Data dynamics: How the rules of sharing are changing

Today it’s easy to store and share my pictures, my favorite URLs, my thoughts and lots of other things online. There are a range of data repositories that allow me to do this kind of thing in different ways.

What still needs work is how I give trusted services access to much more private data — things like my current location, my spending behavior, access to my friends and family, etc.

To date, most services follow the premise that the looser the controls, the more fluidly data will travel. And that’s all that mattered when it was still hard to get data flowing.

Data flow is no longer an issue. Perhaps data flow has actually become too easy now. And therein lies the problem.

Clearly, blogging, RSS and feed readers drove a lot of the early thinking about syndication. Blogging enabled people to post content in a publicly accessible data repository somewhere for anyone to pull out without any privacy or permissioning controls. The further your content then syndicated, the better.

Wikis and community sites like Slashdot created a slightly more complex read/write dynamic against the central content repository that lots of people could access together. The permissioning model was essentially hierarchical where controls were kept in the hands of a smaller community.

Then Flickr broke ground with a new approach. They applied a user-centric friends and family relationship model to permissioning access to personal photos. Flickr opened up what was once considered private data and defaulted it to a public read-only permission status. But each individual still has a great deal of control over the data he or she contributes.

Similarly, del.icio.us made it possible to store and publicly address what had previously been private data. The nice twist here was the easy-to-understand URLs that allowed machines to consume, interpret and redistribute data stored in del.icio.us.
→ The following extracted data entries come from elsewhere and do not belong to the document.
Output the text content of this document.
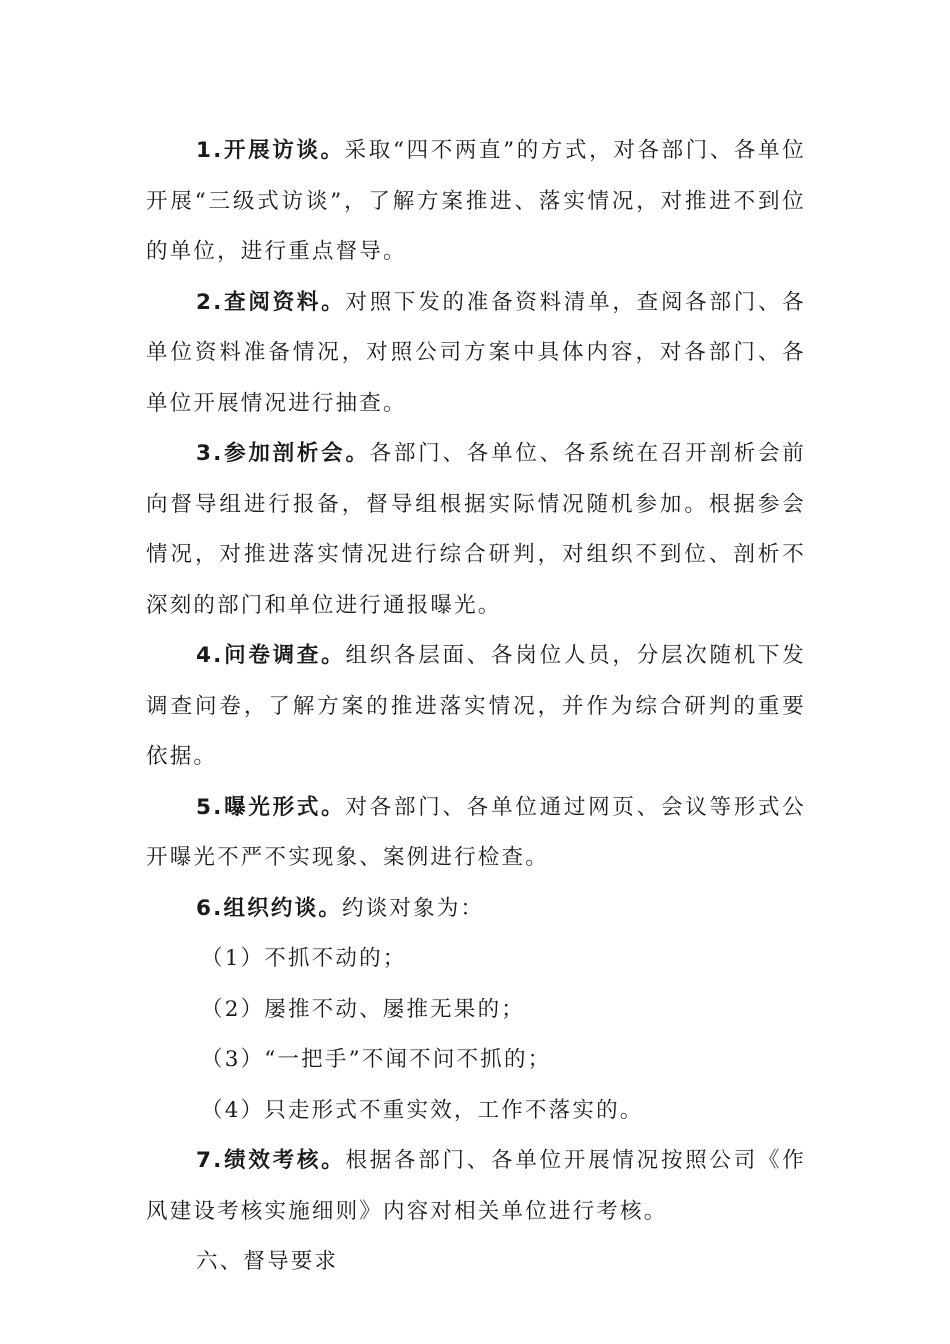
1.开展访谈。采取“四不两直”的方式，对各部门、各单位开展“三级式访谈”，了解方案推进、落实情况，对推进不到位的单位，进行重点督导。

2.查阅资料。对照下发的准备资料清单，查阅各部门、各单位资料准备情况，对照公司方案中具体内容，对各部门、各单位开展情况进行抽查。

3.参加剖析会。各部门、各单位、各系统在召开剖析会前向督导组进行报备，督导组根据实际情况随机参加。根据参会情况，对推进落实情况进行综合研判，对组织不到位、剖析不深刻的部门和单位进行通报曝光。

4.问卷调查。组织各层面、各岗位人员，分层次随机下发调查问卷，了解方案的推进落实情况，并作为综合研判的重要依据。

5.曝光形式。对各部门、各单位通过网页、会议等形式公开曝光不严不实现象、案例进行检查。

6.组织约谈。约谈对象为：

（1）不抓不动的；

（2）屡推不动、屡推无果的；

（3）“一把手”不闻不问不抓的；

（4）只走形式不重实效，工作不落实的。

7.绩效考核。根据各部门、各单位开展情况按照公司《作风建设考核实施细则》内容对相关单位进行考核。

六、督导要求
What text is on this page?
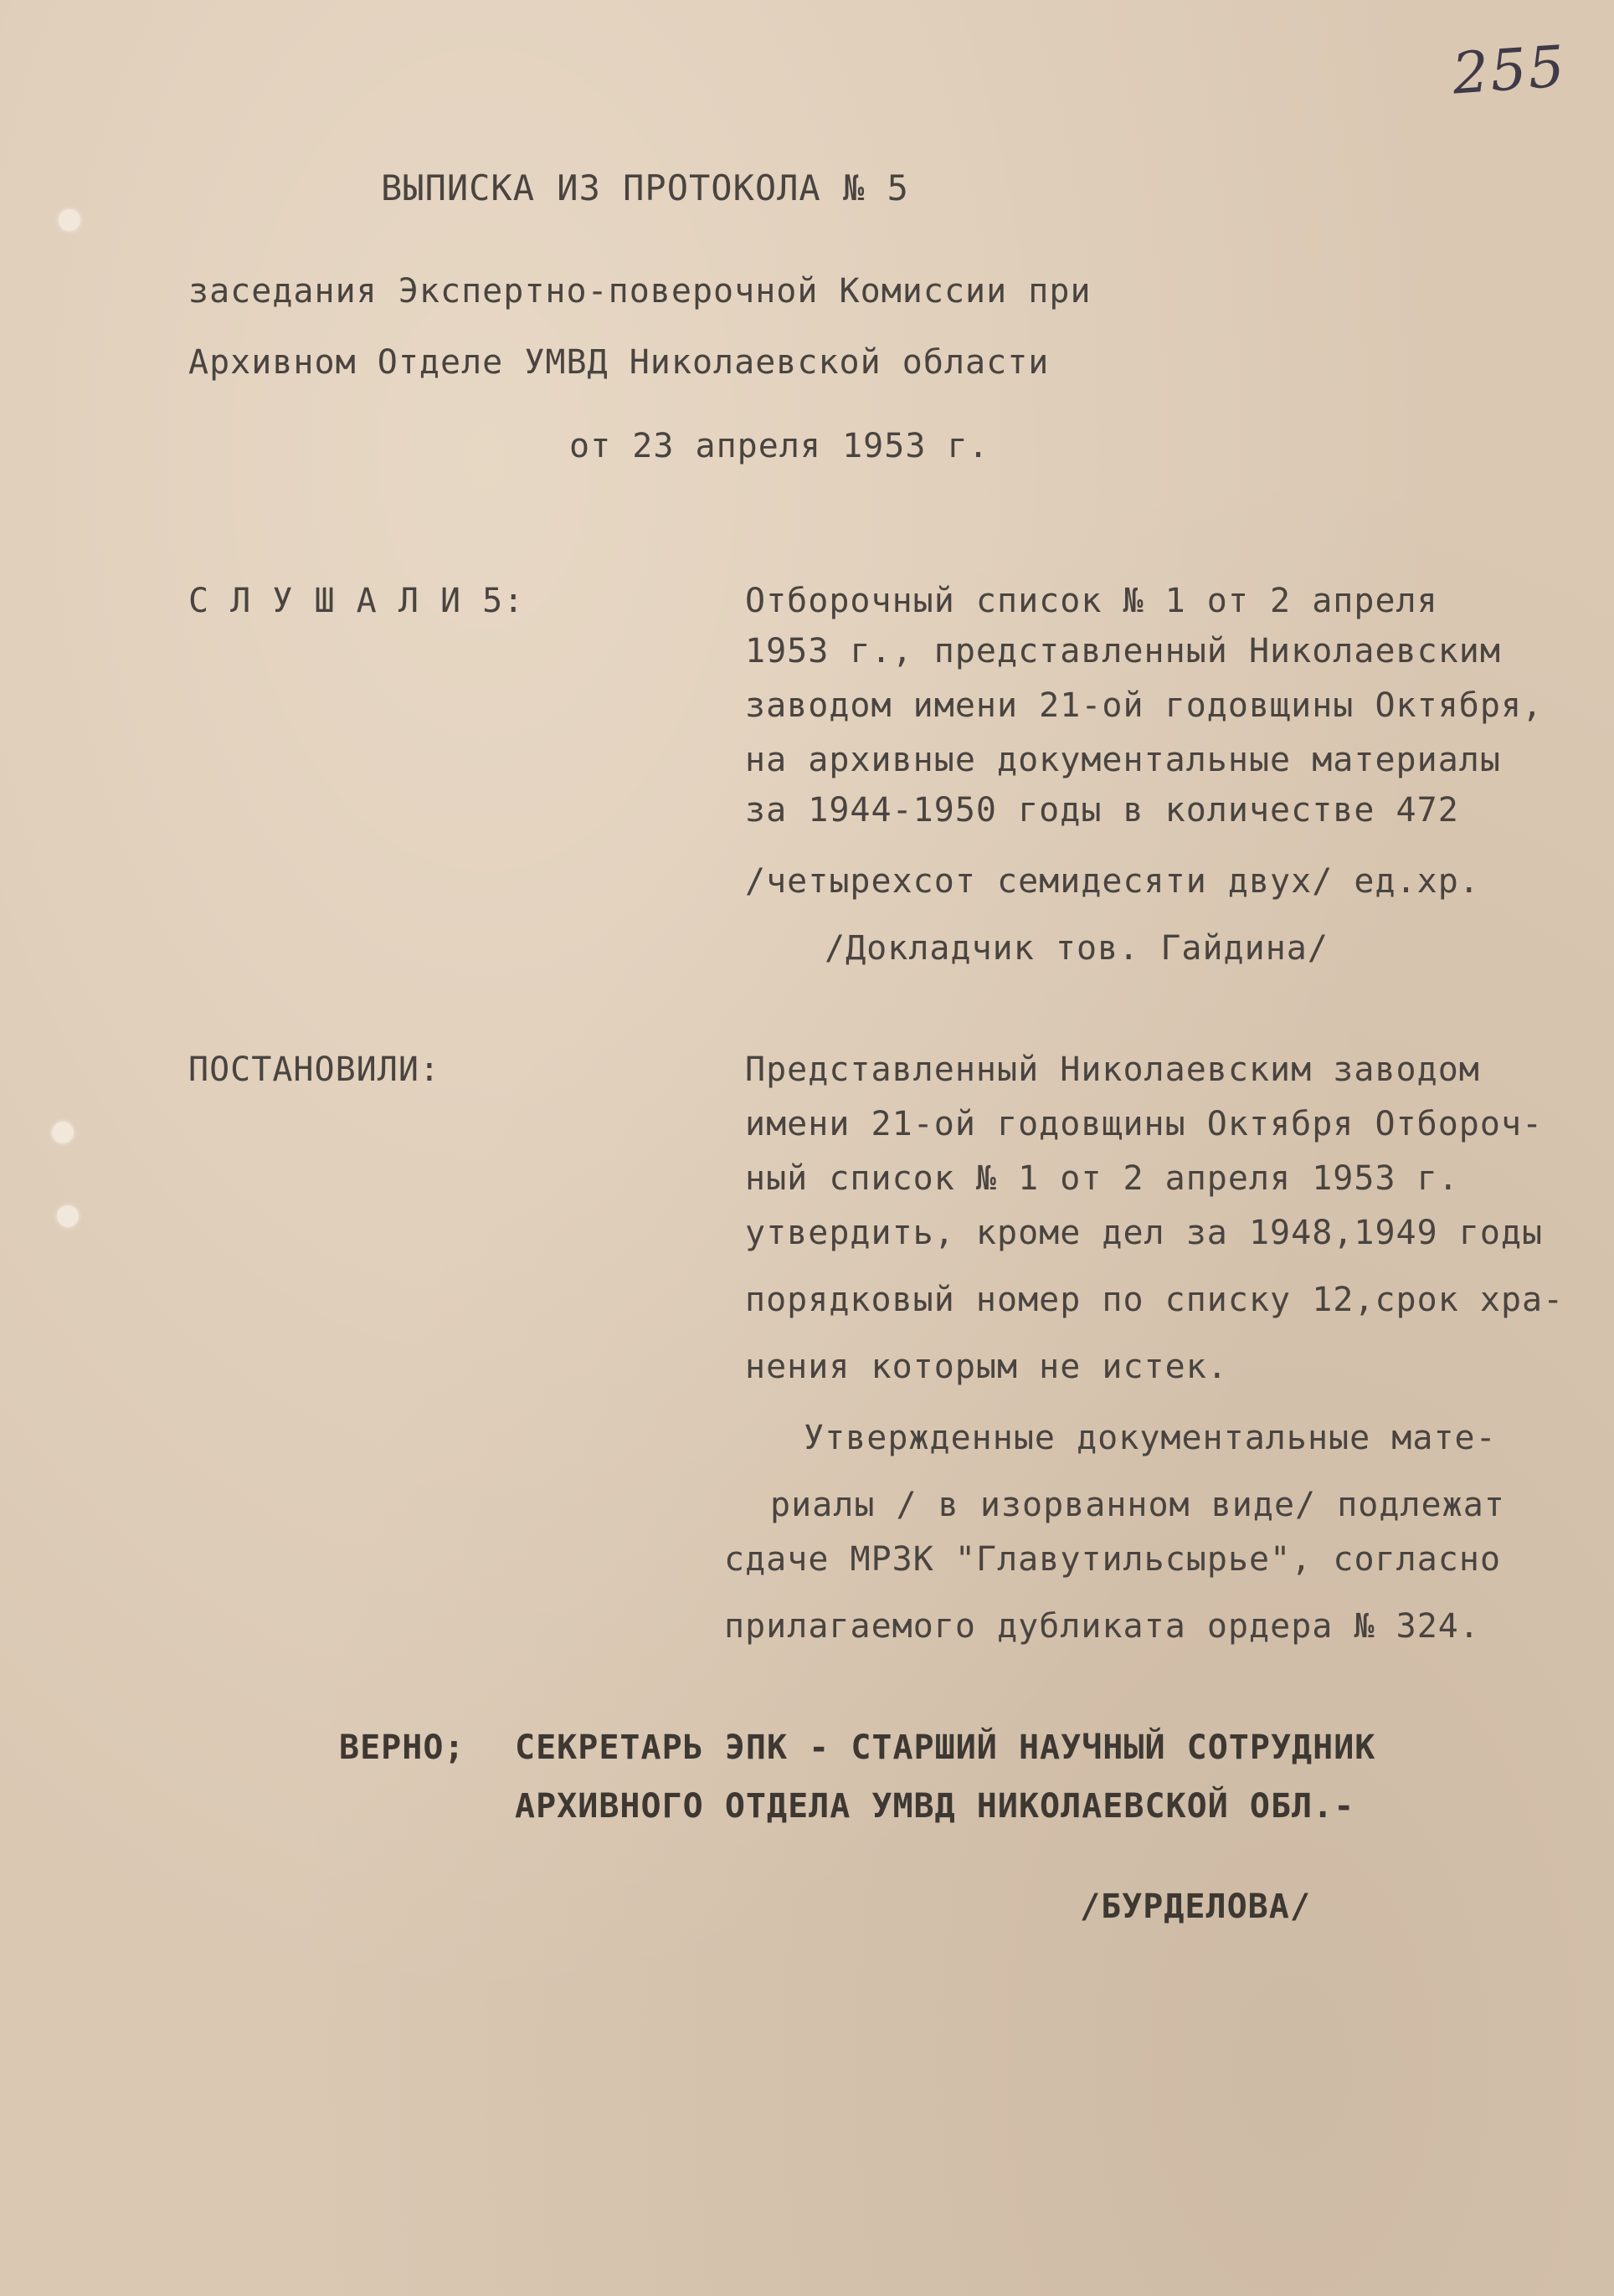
255
ВЫПИСКА ИЗ ПРОТОКОЛА № 5
заседания Экспертно-поверочной Комиссии при
Архивном Отделе УМВД Николаевской области
от 23 апреля 1953 г.
С Л У Ш А Л И 5:	Отборочный список № 1 от 2 апреля
1953 г., представленный Николаевским
заводом имени 21-ой годовщины Октября,
на архивные документальные материалы
за 1944-1950 годы в количестве 472
/четырехсот семидесяти двух/ ед.хр.
/Докладчик тов. Гайдина/
ПОСТАНОВИЛИ:	Представленный Николаевским заводом
имени 21-ой годовщины Октября Отбороч-
ный список № 1 от 2 апреля 1953 г.
утвердить, кроме дел за 1948,1949 годы
порядковый номер по списку 12,срок хра-
нения которым не истек.
Утвержденные документальные мате-
риалы / в изорванном виде/ подлежат
сдаче МРЗК "Главутильсырье", согласно
прилагаемого дубликата ордера № 324.
ВЕРНО; СЕКРЕТАРЬ ЭПК - СТАРШИЙ НАУЧНЫЙ СОТРУДНИК
АРХИВНОГО ОТДЕЛА УМВД НИКОЛАЕВСКОЙ ОБЛ.-
/БУРДЕЛОВА/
Where services like Facebook and Wesabe are now breaking ground again is in identifying a security model around highly sensitive data. Contact lists are very personal, but there aren’t many data sets more personal than my purchases and spending patterns.

Neat things can happen when I give machines access to my data, both the things I explicitly ‘own’ and my implicit behaviors. I want machines to act on my behalf and make my data more useful to me in a range of different contexts.

For example, I like the fact that Facebook slurps up my Twitter activity and shares it with my friends in the Facebook network. I don’t want to change my ‘status’ on every service that shows status messages. Similarly, I like that Last.fm captures my listening behavior from iTunes and then uses that data to give back personal recommendations on a badge posted to my blog.

Allowing machines to automatically act on personal data on my bahalf is the right direction for things to go. But important questions need to be resolved.

For example, what happens to my data in all the places I’ve allowed it to appear when I change it? How do permissions pass from one service to another? How do I guarantee that a permission type I grant in one service means the same thing in another service? How do changes propagate? How does consent get revoked?

And even trickier than all that will be the methods for enforcing protection of privacy and penalties for breaking those permissions.

Until trust is measurable with explicit consentual triggers, loosely coupled networks that act on the data I wish to protect are going to struggle to talk to each other. Standards need to enable common sharing tactics. Responsibility needs to be clearly defined. And policies need to be enforceable.

Empowering a person to invest in storing and sharing the more sensitive data he or she owns is going to require a lot more than traditional read/write controls. But given the pace of change right now I suspect the answers will happen as the people behind these services work things out together before the industry taskforces, legal entities and blogosphere sort it out for them.